Sądeccy strażacy walczą z plagą pożarów traw w regionie [WIDEO]
Trawy płonęły aż 67 razy w ciągu dwóch miesięcy 2019 roku. Najwięcej, bo aż 15 razy strażacy wyjeżdżali do gminy Podegrodzie. Wyjątkowo dużo pożarów traw jest też w gminie Chełmiec: w Świniarsku i Małej Wsi w okolicach wałów przy Dunajcu.
Paweł Motyka, zastępca komendanta miejskiego Państwowej Straży Pożarnej w Nowym Sączu, przypominał w porannej rozmowie z RDN Nowy Sącz, że wypalanie traw jest niezgodne z prawem. – Ustawa o ochronie przyrody i ustawa o lasach zabrania wypalania traw, pozostałości roślinnych i upraw, ponieważ jest to łamanie prawa. Przeciętny pożar suchej trawy rozprzestrzenia się z prędkością 20 kilometrów na godzinę. Jest to duże zagrożenie pokazujące, że niewinne podpalenie może się przerodzić w błyskawiczne rozwój pożaru w różnych kierunkach.

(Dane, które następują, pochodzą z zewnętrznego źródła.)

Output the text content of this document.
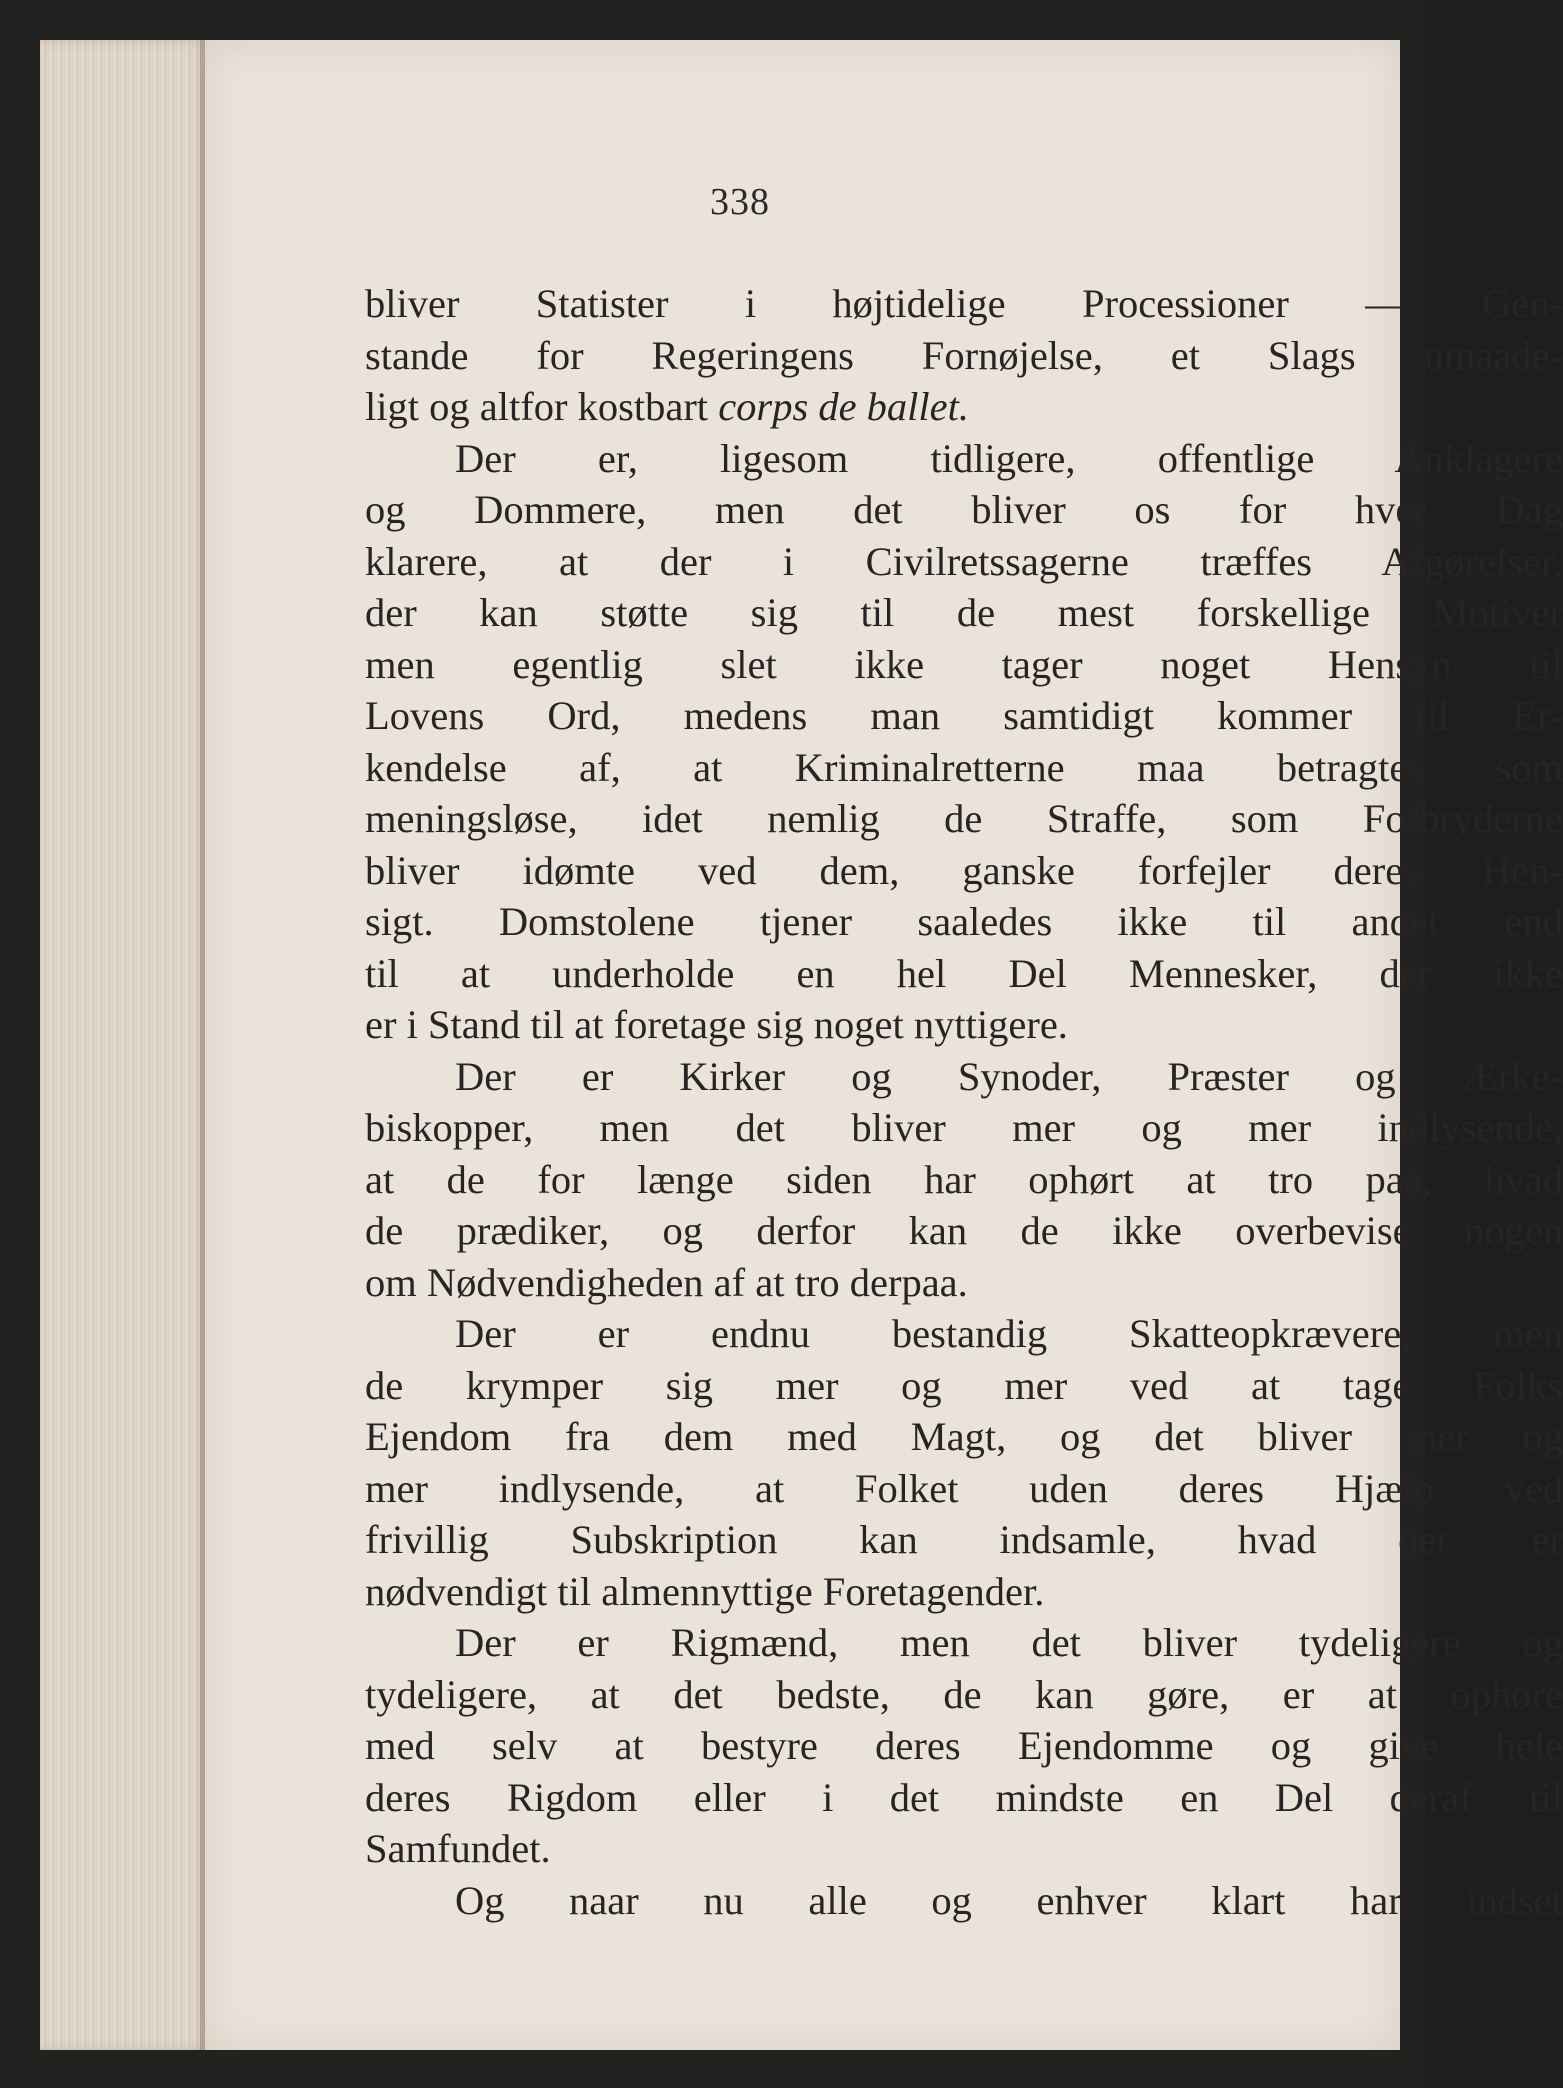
338
bliver Statister i højtidelige Processioner — Gen-
stande for Regeringens Fornøjelse, et Slags umaade-
ligt og altfor kostbart corps de ballet.
Der er, ligesom tidligere, offentlige Anklagere
og Dommere, men det bliver os for hver Dag
klarere, at der i Civilretssagerne træffes Afgørelser,
der kan støtte sig til de mest forskellige Motiver
men egentlig slet ikke tager noget Hensyn til
Lovens Ord, medens man samtidigt kommer til Er-
kendelse af, at Kriminalretterne maa betragtes som
meningsløse, idet nemlig de Straffe, som Forbryderne
bliver idømte ved dem, ganske forfejler deres Hen-
sigt. Domstolene tjener saaledes ikke til andet end
til at underholde en hel Del Mennesker, der ikke
er i Stand til at foretage sig noget nyttigere.
Der er Kirker og Synoder, Præster og Ærke-
biskopper, men det bliver mer og mer indlysende,
at de for længe siden har ophørt at tro paa, hvad
de prædiker, og derfor kan de ikke overbevise nogen
om Nødvendigheden af at tro derpaa.
Der er endnu bestandig Skatteopkrævere, men
de krymper sig mer og mer ved at tage Folks
Ejendom fra dem med Magt, og det bliver mer og
mer indlysende, at Folket uden deres Hjælp ved
frivillig Subskription kan indsamle, hvad der er
nødvendigt til almennyttige Foretagender.
Der er Rigmænd, men det bliver tydeligere og
tydeligere, at det bedste, de kan gøre, er at ophøre
med selv at bestyre deres Ejendomme og give hele
deres Rigdom eller i det mindste en Del deraf til
Samfundet.
Og naar nu alle og enhver klart har indset
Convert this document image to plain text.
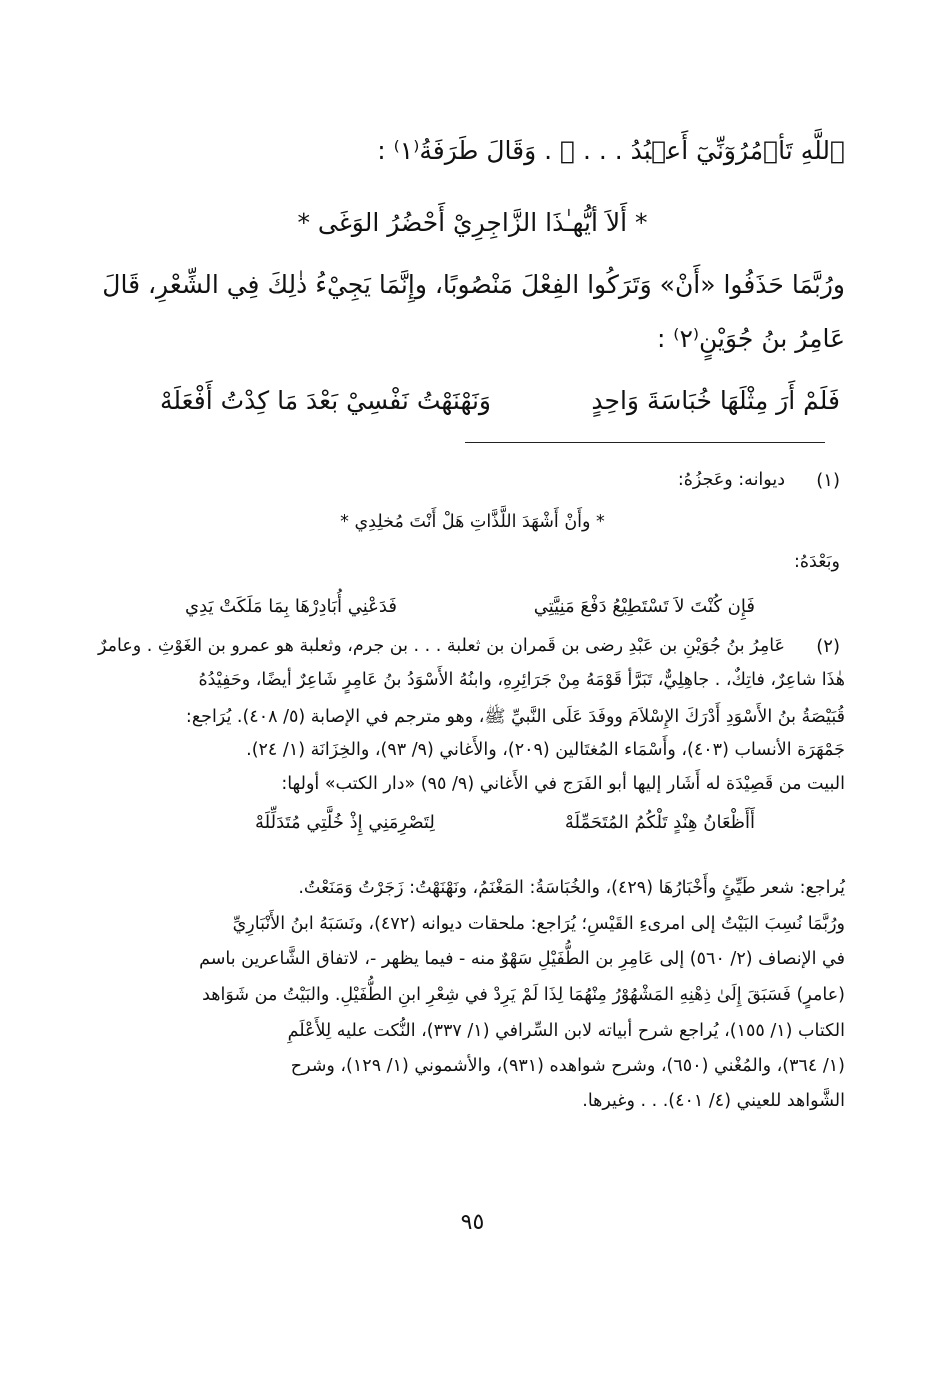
ٱللَّهِ تَأۡمُرُوٓنِّيٓ أَعۡبُدُ . . . ﴾ . وَقَالَ طَرَفَةُ⁽١⁾ :
* أَلاَ أيُّهـٰذَا الزَّاجِرِيْ أَحْضُرُ الوَغَى *
ورُبَّمَا حَذَفُوا «أَنْ» وَتَرَكُوا الفِعْلَ مَنْصُوبًا، وإِنَّمَا يَجِيْءُ ذٰلِكَ فِي الشِّعْرِ، قَالَ
عَامِرُ بنُ جُوَيْنٍ⁽٢⁾ :
فَلَمْ أَرَ مِثْلَهَا خُبَاسَةَ وَاحِدٍ
وَنَهْنَهْتُ نَفْسِيْ بَعْدَ مَا كِدْتُ أَفْعَلَهْ
(١)
ديوانه: وعَجزُهُ:
* وأَنْ أَشْهَدَ اللَّذَّاتِ هَلْ أَنْتَ مُخلِدِي *
وبَعْدَهُ:
فَإِن كُنْتَ لاَ تَسْتَطِيْعُ دَفْعَ مَنِيَّتِي
فَدَعْنِي أُبَادِرْهَا بِمَا مَلَكَتْ يَدِي
(٢)
عَامِرُ بنُ جُوَيْنِ بن عَبْدِ رضى بن قَمران بن ثعلبة . . . بن جرم، وثعلبة هو عمرو بن الغَوْثِ . وعامرٌ
هٰذَا شاعِرٌ، فاتِكٌ، . جاهِلِيٌّ، تَبَرَّأ قَوْمَهُ مِنْ جَرَائِرِهِ، وابنُهُ الأَسْوَدُ بنُ عَامِرٍ شَاعِرٌ أيضًا، وحَفِيْدُهُ
قُبَيْصَةُ بنُ الأَسْوَدِ أَدْرَكَ الإِسْلاَمَ ووفَدَ عَلَى النَّبيِّ ﷺ، وهو مترجم في الإصابة (٥/ ٤٠٨). يُرَاجع:
جَمْهَرَة الأنساب (٤٠٣)، وأَسْمَاء المُغتَالين (٢٠٩)، والأَغاني (٩/ ٩٣)، والخِزَانَة (١/ ٢٤).
البيت من قَصِيْدَة له أَشَار إليها أبو الفَرَج في الأَغاني (٩/ ٩٥) «دار الكتب» أولها:
أَأَظْعَانُ هِنْدٍ تَلْكُمُ المُتَحَمِّلَهْ
لِتَصْرِمَنِي إِذْ خُلَّتِي مُتَدَلِّلَهْ
يُراجع: شعر طَيِّئٍ وأَخْبَارُهَا (٤٢٩)، والخُبَاسَةُ: المَغْنَمُ، ونَهْنَهْتُ: زَجَرْتُ وَمَنَعْتُ.
ورُبَّمَا نُسِبَ البَيْتُ إلى امرىءِ القَيْسِ؛ يُرَاجع: ملحقات ديوانه (٤٧٢)، ونَسَبَهُ ابنُ الأَنْبَارِيِّ
في الإنصاف (٢/ ٥٦٠) إلى عَامِرِ بن الطُّفَيْلِ سَهْوٌ منه - فيما يظهر -، لاتفاق الشَّاعرين باسم
(عامرٍ) فَسَبَقَ إِلَىٰ ذِهْنِهِ المَشْهُوْرُ مِنْهُمَا لِذَا لَمْ يَرِدْ في شِعْرِ ابنِ الطُّفَيْلِ. والبَيْتُ من شَوَاهد
الكتاب (١/ ١٥٥)، يُراجع شرح أبياته لابن السِّرافي (١/ ٣٣٧)، النُّكت عليه لِلأَعْلَمِ
(١/ ٣٦٤)، والمُغْني (٦٥٠)، وشرح شواهده (٩٣١)، والأشموني (١/ ١٢٩)، وشرح
الشَّواهد للعيني (٤/ ٤٠١). . . وغيرها.
٩٥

– Bardzo często palą się te same miejsca. Ostatnio w Muszynie wyjeżdżaliśmy do pożaru przed południem, a po południu dostaliśmy zgłoszenie, że znów ktoś podpalił trawę. To są złośliwe podpalenia, a my jedziemy interweniujemy i wydajemy pieniądze podatników. Poza tym angażujemy jednostki w działania w górach i trudnym terenie. Gdyby w tym samym czasie coś stało się gdzie indziej, mogłoby być naprawdę niebezpiecznie – dodał zastępca komendanta PSP.
Mimo kończącej się zimy, nadal jest dużo pożarów sadzy w kominach i w kotłowniach. Od początku roku strażacy wyjeżdżali 42 razy do takich zdarzeń. Łącznie w ciągu ostatnich dwóch miesięcy na terenie Sądecczyzny było 150 pożarów.